= Lists of tenants in the World Trade Center (1973–2001) =

These are lists of the major tenants of the former World Trade Center in New York City at the time of the attacks in 2001.

- 1 World Trade Center (North Tower) included the Port Authority of New York and New Jersey, Marsh & McLennan Companies, Bank of America, Cantor Fitzgerald, Dai-Ichi Kangyo Group, Sidley Austin Brown & Wood, Empire Blue Cross and Blue Shield, and restaurant Windows on the World.

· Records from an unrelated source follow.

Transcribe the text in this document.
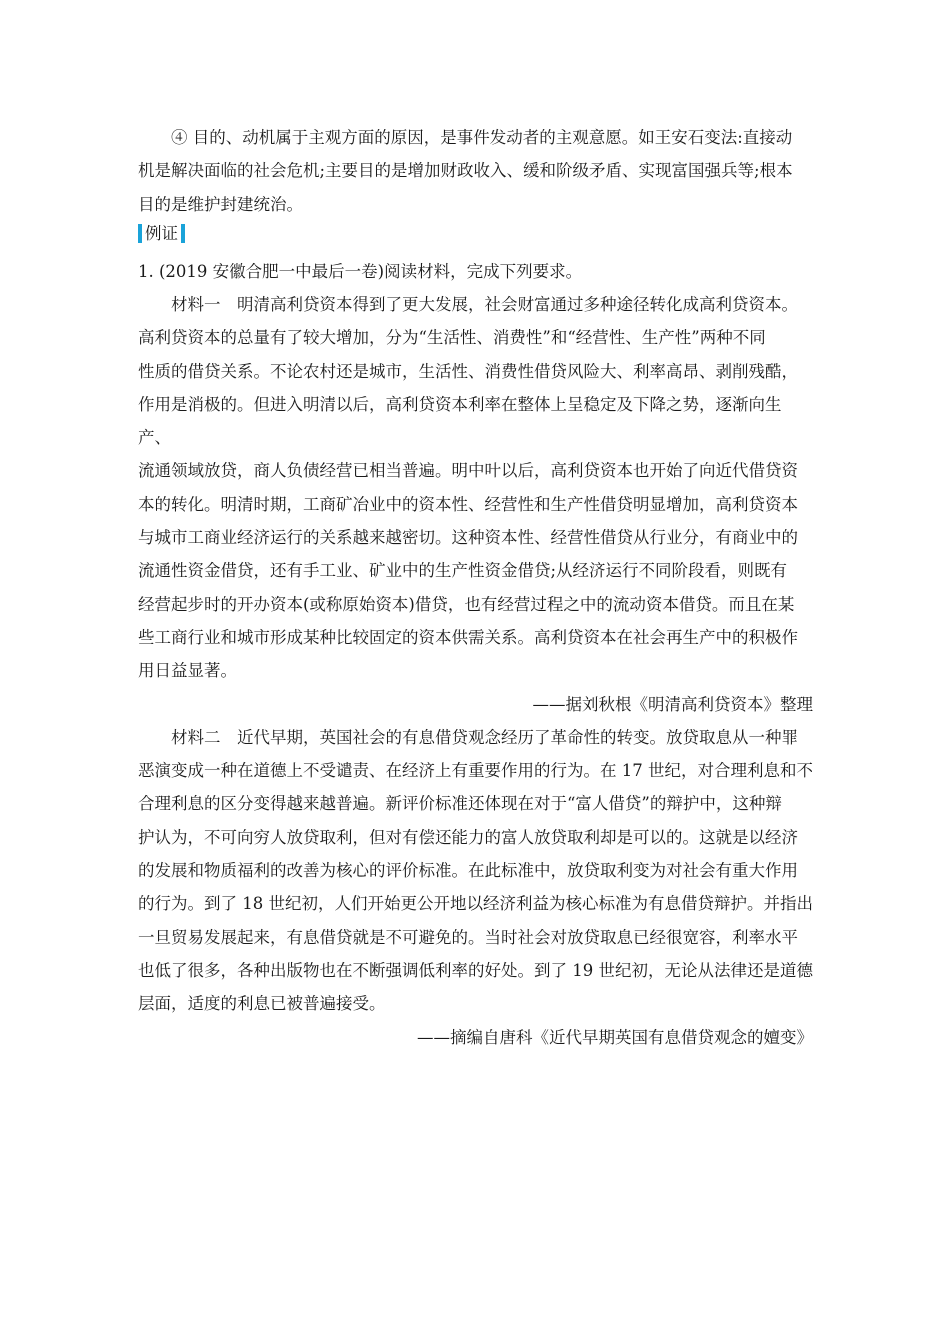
④ 目的、动机属于主观方面的原因，是事件发动者的主观意愿。如王安石变法:直接动

机是解决面临的社会危机;主要目的是增加财政收入、缓和阶级矛盾、实现富国强兵等;根本

目的是维护封建统治。

例证

1. (2019 安徽合肥一中最后一卷)阅读材料，完成下列要求。

材料一　明清高利贷资本得到了更大发展，社会财富通过多种途径转化成高利贷资本。

高利贷资本的总量有了较大增加，分为“生活性、消费性”和“经营性、生产性”两种不同

性质的借贷关系。不论农村还是城市，生活性、消费性借贷风险大、利率高昂、剥削残酷，

作用是消极的。但进入明清以后，高利贷资本利率在整体上呈稳定及下降之势，逐渐向生产、

流通领域放贷，商人负债经营已相当普遍。明中叶以后，高利贷资本也开始了向近代借贷资

本的转化。明清时期，工商矿冶业中的资本性、经营性和生产性借贷明显增加，高利贷资本

与城市工商业经济运行的关系越来越密切。这种资本性、经营性借贷从行业分，有商业中的

流通性资金借贷，还有手工业、矿业中的生产性资金借贷;从经济运行不同阶段看，则既有

经营起步时的开办资本(或称原始资本)借贷，也有经营过程之中的流动资本借贷。而且在某

些工商行业和城市形成某种比较固定的资本供需关系。高利贷资本在社会再生产中的积极作

用日益显著。

——据刘秋根《明清高利贷资本》整理

材料二　近代早期，英国社会的有息借贷观念经历了革命性的转变。放贷取息从一种罪

恶演变成一种在道德上不受谴责、在经济上有重要作用的行为。在 17 世纪，对合理利息和不

合理利息的区分变得越来越普遍。新评价标准还体现在对于“富人借贷”的辩护中，这种辩

护认为，不可向穷人放贷取利，但对有偿还能力的富人放贷取利却是可以的。这就是以经济

的发展和物质福利的改善为核心的评价标准。在此标准中，放贷取利变为对社会有重大作用

的行为。到了 18 世纪初，人们开始更公开地以经济利益为核心标准为有息借贷辩护。并指出

一旦贸易发展起来，有息借贷就是不可避免的。当时社会对放贷取息已经很宽容，利率水平

也低了很多，各种出版物也在不断强调低利率的好处。到了 19 世纪初，无论从法律还是道德

层面，适度的利息已被普遍接受。

——摘编自唐科《近代早期英国有息借贷观念的嬗变》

- 2 World Trade Center (South Tower) included Verizon, the New York Stock Exchange, Morgan Stanley, Xerox Corporation, Keefe, Bruyette & Woods, Aon Corporation, Fiduciary Trust Company International, and tourism Top of the World Trade Center Observatories.
- 3 World Trade Center (Marriott World Trade Center) was a hotel, therefore the whole building had one owner, Host Marriott Corporation.
- 4 World Trade Center included New York Board of Trade, Deutsche Bank, and the Mall at the World Trade Center.
- 5 World Trade Center included Credit Suisse First Boston and Morgan Stanley.
- 6 World Trade Center, the U.S. Customhouse, included the United States Customs Service, United States Department of Commerce, Bureau of Alcohol, Tobacco, Firearms and Explosives, and the United States Department of Labor.
- 7 World Trade Center included Salomon Smith Barney, the U.S. Securities and Exchange Commission, Standard Chartered Bank, and the U.S. Secret Service.